It's tough to lose the sick-time 'security blanket'

Published: Monday, Nov. 14 2011 1:00 p.m. MST

After 13-plus years working for the same company, you find that you've collected many things.

During my time at the Deseret News, I gathered many, many tearsheets from the newspaper. This made sense during my first few years as a reporter, when the Internet was still relatively new. I needed clips of my stories as a kind of personal reference library.

However, when the time came for me to leave my job, and I discovered this treasure trove of yellowed newsprint in the drawers of various file cabinets, I decided it was time to throw most of it into the recycling bin. (My wife will tell you that I still kept far too many old clips, but I couldn't be expected to toss EVERYTHING!)

Another thing I accumulated during my years at the News was not as tangible, but it was important, nonetheless.
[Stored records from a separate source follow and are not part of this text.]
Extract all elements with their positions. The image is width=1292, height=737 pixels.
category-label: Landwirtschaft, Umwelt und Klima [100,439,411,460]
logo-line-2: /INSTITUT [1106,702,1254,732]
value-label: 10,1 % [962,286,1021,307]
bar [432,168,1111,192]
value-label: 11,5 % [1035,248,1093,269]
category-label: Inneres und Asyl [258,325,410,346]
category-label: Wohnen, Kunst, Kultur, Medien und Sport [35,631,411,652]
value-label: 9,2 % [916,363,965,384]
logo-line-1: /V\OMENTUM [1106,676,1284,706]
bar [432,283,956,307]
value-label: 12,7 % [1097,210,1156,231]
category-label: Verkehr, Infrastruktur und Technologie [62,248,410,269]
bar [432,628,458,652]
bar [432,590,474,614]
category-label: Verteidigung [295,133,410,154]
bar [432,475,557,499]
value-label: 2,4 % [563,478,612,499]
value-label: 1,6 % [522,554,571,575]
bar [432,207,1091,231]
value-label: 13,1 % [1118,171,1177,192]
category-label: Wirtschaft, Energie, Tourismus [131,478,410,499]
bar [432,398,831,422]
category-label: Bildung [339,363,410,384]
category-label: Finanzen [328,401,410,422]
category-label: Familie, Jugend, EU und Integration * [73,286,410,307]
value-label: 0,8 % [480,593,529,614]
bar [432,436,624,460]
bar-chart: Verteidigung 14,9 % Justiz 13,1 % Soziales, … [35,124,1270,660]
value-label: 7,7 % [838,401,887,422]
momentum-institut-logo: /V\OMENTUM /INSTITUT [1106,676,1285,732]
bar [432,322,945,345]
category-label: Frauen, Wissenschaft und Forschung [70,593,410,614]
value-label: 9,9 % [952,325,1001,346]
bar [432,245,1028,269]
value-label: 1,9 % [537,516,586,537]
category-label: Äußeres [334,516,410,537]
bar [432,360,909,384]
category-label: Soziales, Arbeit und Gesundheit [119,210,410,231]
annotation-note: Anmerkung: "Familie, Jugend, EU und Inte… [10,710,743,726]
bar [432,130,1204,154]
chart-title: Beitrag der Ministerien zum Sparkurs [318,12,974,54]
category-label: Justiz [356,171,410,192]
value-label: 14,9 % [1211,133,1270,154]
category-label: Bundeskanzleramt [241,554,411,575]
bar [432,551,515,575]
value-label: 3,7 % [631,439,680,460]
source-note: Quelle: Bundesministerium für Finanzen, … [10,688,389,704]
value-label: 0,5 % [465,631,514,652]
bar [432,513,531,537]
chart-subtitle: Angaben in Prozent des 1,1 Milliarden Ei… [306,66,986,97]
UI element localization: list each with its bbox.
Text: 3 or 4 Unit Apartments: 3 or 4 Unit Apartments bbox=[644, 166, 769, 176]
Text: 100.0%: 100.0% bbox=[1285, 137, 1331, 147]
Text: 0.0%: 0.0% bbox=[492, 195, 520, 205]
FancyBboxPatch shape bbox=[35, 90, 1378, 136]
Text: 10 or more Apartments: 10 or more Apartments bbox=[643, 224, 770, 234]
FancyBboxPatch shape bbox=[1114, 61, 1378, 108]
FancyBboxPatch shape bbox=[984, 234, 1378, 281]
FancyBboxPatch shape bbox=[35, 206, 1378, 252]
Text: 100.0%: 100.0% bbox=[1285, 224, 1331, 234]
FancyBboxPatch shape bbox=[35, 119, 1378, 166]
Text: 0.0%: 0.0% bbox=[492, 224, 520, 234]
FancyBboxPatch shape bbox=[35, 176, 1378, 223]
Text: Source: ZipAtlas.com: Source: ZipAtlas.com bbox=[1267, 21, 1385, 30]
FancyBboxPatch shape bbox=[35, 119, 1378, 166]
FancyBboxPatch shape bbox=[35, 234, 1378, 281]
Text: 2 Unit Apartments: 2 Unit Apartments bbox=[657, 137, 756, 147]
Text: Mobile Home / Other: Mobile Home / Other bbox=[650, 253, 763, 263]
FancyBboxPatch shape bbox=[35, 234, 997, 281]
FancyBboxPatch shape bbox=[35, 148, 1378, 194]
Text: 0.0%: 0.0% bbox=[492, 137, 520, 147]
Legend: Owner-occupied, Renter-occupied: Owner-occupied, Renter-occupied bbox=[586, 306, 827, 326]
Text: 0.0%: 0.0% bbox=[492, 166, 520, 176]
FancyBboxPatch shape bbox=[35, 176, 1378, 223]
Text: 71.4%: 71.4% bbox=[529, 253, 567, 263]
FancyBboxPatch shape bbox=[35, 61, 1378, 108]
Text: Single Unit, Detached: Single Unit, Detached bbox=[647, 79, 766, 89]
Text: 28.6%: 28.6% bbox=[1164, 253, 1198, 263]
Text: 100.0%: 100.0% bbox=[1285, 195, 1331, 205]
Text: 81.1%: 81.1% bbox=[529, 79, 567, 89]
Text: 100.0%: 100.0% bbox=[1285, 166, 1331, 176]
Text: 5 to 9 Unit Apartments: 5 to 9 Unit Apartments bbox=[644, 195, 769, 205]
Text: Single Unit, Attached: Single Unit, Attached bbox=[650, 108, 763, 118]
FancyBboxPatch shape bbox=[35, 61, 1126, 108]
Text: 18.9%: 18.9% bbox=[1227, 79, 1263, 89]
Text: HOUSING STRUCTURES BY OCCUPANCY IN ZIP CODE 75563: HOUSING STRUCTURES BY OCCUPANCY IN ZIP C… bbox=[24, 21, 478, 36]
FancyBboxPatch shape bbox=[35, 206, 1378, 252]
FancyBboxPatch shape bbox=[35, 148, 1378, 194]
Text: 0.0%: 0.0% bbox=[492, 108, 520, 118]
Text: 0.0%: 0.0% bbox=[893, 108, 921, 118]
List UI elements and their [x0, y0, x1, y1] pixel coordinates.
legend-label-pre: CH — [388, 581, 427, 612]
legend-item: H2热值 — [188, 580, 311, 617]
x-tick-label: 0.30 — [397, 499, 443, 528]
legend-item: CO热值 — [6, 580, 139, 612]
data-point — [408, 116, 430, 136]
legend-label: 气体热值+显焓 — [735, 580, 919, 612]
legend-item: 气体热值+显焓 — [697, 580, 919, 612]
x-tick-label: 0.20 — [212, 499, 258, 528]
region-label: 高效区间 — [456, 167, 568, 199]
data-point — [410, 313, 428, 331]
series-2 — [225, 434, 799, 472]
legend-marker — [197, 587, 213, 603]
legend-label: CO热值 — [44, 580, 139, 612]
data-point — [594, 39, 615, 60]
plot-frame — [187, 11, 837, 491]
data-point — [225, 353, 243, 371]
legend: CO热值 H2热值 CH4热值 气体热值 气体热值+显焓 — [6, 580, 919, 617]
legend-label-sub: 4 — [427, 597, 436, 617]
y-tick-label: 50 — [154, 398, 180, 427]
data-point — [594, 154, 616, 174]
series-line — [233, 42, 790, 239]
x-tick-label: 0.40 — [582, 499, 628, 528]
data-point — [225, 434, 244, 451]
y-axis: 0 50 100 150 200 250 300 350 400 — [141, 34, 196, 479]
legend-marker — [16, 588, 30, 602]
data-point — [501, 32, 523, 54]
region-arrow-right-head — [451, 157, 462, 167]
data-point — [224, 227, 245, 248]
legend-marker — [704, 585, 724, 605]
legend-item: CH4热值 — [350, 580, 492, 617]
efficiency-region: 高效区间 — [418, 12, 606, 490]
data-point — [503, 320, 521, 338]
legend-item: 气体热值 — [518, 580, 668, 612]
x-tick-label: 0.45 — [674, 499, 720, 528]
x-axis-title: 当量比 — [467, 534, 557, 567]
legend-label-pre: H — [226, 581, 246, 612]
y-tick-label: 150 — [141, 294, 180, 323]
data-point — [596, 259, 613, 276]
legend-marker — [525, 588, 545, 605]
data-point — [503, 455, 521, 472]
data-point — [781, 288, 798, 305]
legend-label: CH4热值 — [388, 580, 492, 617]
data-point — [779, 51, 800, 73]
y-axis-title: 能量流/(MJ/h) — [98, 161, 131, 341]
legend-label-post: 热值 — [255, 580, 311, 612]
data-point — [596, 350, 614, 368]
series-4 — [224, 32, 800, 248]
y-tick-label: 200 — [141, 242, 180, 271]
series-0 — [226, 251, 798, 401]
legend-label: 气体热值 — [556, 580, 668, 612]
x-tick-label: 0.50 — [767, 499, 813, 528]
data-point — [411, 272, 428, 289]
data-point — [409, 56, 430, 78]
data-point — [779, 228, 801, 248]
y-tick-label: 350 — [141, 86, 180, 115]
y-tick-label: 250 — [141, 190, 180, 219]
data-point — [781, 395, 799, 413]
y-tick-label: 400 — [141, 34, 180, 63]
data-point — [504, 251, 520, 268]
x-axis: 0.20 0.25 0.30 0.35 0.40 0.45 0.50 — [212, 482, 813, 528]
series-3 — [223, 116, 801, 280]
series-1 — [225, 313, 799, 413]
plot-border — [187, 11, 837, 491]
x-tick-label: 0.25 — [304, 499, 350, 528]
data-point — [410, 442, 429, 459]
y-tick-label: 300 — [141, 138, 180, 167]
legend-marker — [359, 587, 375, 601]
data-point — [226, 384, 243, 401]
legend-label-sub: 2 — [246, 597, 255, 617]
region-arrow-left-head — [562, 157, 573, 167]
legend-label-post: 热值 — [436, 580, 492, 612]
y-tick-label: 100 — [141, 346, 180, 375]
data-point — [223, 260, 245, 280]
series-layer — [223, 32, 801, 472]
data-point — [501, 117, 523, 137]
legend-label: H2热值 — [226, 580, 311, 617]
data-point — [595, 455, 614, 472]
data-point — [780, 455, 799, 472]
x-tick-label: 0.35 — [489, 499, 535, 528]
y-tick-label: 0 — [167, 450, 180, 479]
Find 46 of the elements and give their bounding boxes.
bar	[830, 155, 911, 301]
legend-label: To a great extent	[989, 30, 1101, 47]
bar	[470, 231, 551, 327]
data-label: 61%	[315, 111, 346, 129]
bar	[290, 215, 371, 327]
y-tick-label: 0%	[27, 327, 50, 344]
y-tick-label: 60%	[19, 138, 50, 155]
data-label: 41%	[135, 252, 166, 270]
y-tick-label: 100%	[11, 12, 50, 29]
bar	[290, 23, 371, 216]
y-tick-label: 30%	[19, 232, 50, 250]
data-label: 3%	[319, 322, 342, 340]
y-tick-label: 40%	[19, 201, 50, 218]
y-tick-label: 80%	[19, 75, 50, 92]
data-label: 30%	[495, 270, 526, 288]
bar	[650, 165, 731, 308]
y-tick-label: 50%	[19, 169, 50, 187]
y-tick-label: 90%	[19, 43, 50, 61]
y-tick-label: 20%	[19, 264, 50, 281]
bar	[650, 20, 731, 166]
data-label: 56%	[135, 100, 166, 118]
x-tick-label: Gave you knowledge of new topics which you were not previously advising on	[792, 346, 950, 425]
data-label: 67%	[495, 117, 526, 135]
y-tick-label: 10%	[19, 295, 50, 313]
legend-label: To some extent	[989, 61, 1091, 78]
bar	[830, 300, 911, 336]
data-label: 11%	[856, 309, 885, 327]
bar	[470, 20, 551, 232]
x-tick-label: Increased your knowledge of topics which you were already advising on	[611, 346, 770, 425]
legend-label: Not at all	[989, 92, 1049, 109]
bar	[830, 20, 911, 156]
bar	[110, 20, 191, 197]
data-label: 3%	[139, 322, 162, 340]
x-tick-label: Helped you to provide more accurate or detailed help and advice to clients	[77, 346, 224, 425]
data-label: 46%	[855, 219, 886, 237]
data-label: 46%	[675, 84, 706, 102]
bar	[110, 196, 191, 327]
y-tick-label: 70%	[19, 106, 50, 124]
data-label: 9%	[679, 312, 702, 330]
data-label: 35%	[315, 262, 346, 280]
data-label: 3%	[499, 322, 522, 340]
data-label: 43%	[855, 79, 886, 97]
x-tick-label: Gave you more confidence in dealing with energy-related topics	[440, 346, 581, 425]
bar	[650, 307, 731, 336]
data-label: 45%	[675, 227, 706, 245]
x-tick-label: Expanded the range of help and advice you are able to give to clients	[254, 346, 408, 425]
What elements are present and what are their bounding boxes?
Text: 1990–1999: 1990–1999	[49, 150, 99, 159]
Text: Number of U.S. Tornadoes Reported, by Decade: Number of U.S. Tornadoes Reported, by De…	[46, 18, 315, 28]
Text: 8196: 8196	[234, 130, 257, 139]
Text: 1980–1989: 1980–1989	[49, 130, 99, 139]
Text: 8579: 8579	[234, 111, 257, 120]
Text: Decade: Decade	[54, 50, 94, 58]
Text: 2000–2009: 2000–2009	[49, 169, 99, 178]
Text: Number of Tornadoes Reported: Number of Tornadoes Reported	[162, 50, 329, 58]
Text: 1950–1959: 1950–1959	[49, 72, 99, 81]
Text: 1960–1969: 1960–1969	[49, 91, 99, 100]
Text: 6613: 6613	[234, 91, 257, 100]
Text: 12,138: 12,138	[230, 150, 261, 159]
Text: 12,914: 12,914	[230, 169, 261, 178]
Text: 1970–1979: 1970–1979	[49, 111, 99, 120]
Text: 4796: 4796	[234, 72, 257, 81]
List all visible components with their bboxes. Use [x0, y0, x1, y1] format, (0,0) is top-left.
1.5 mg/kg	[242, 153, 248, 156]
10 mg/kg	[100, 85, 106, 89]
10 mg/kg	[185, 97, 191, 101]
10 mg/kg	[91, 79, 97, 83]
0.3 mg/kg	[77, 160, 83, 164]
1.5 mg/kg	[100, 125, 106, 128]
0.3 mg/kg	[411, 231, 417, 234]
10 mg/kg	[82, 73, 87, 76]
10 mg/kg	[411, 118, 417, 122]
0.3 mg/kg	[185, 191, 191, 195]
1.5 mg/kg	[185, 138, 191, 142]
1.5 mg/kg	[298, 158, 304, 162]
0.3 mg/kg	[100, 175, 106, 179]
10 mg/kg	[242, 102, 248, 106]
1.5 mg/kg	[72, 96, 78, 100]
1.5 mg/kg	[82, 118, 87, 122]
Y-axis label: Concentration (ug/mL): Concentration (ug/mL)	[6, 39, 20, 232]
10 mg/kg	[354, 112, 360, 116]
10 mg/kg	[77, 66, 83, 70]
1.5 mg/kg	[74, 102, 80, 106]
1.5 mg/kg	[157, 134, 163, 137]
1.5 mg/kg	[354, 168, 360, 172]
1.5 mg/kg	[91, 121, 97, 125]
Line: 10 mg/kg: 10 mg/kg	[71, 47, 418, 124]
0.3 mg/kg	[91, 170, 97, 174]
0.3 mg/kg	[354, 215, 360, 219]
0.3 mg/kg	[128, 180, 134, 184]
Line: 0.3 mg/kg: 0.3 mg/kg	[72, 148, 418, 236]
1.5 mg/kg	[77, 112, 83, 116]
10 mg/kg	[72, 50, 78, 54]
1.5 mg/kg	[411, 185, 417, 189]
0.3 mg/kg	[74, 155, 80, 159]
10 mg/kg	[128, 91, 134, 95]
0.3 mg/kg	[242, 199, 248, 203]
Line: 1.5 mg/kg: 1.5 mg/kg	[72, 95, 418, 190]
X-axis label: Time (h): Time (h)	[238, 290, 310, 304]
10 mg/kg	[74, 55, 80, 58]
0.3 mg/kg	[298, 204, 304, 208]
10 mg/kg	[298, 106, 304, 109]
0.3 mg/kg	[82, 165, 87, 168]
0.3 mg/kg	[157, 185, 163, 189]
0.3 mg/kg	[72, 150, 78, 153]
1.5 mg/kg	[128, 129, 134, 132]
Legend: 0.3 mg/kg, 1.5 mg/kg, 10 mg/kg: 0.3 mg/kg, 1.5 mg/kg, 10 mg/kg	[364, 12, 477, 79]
And I wish I could have taken some of it with me.

What constituted this mystery collection? Why, sick leave, of course.

As I've mentioned before in this column, I almost never took a sick day during my first eight or nine years at the News. Mostly that's because I was fairly healthy, but on several occasions I was sick and still went to work.

I know going to work when you're ill is a bad idea, but it made sense to me at the time. I usually was part of a small team, and my absence meant another reporter or editor would have to do double-duty. I didn't want that to happen, so I'd get the best over-the-counter medicine I could find and work through the illness.

While I was more likely to take a sick day during my last few years at the News — partially because I was getting older, but I hope also because I was a bit wiser — I still didn't come close to using up all of my accumulated sick leave.

In fact, when I left my deseretnews.com job in September, I had more than 500 hours of sick leave available. Five hundred hours. That's more than 12 workweeks, or three months.

I hoped I would never need that much sick leave, but it was nice to know it was there. It was like a security blanket. I knew that if I ever did get sick — like the year I missed the entire week of Christmas with pneumonia — I didn't have to worry about taking unpaid days off or trying to come up with some other arrangement with my employers.

But then I moved on to my new job, and I left that security blanket behind.